Alternating minimal energy methods for linear systems in higher dimensions
Abstract
When high-dimensional
problems are concerned, not much algorithms can break the curse of
dimensionality, and solve them efficiently and reliably. Among those, tensor
product algorithms, which implement the idea of separation of variables for
multi-index arrays (tensors), seem to be the most general and also very
promising. They originated in quantum physics and chemistry and descent broadly
from the density matrix renormalization group (DMRG) and matrix
product states (MPS) formalisms. The same tensor formats were recently
re-discovered in the numerical linear algebra (NLA) community as the tensor
train (TT) format.
Algorithms developed in the quantum physics community are based on the
optimisation in tensor formats, that is performed subsequently for all
components of a tensor format (i.e. all sites or modes).
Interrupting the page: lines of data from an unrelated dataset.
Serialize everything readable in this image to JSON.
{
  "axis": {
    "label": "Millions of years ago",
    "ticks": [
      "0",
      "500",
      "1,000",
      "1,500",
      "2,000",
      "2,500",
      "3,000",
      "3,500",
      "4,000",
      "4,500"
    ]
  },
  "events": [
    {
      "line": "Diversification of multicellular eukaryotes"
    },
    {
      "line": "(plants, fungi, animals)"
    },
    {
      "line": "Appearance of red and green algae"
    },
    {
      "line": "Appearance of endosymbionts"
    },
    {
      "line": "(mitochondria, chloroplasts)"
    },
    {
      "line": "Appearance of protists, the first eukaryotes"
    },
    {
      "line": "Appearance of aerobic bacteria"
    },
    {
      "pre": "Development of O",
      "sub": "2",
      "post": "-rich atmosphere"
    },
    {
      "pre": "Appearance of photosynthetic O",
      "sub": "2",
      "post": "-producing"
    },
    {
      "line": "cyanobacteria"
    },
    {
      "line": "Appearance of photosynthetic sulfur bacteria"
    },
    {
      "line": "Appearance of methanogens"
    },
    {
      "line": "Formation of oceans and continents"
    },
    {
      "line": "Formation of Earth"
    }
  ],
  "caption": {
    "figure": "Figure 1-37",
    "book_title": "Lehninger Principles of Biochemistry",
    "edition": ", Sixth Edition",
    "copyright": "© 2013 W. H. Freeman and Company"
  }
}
The DMRG/MPS schemes are very efficient but very difficult to analyse, and at
the moment only local convergence results for the simplest algorithm are
available. In the NLA community, a common approach is to use a classical
iterative scheme (e.g. GMRES) and enforce the compression to a tensor format at
every step. The formal analysis is quite straightforward, but tensor ranks of
the vectors which span the Krylov subspace grow rapidly with iterations, and
the methods are struggling in practice.
The first attempt to merge classical iterative algorithms and DMRG/MPS methods
was made by White (2005), where the second Krylov vector is used to expand the
search space on the optimisation step.
The idea proved to be useful, but the implementation was based on the fair
amount of physical intuition, and the algorithm is not completely justified.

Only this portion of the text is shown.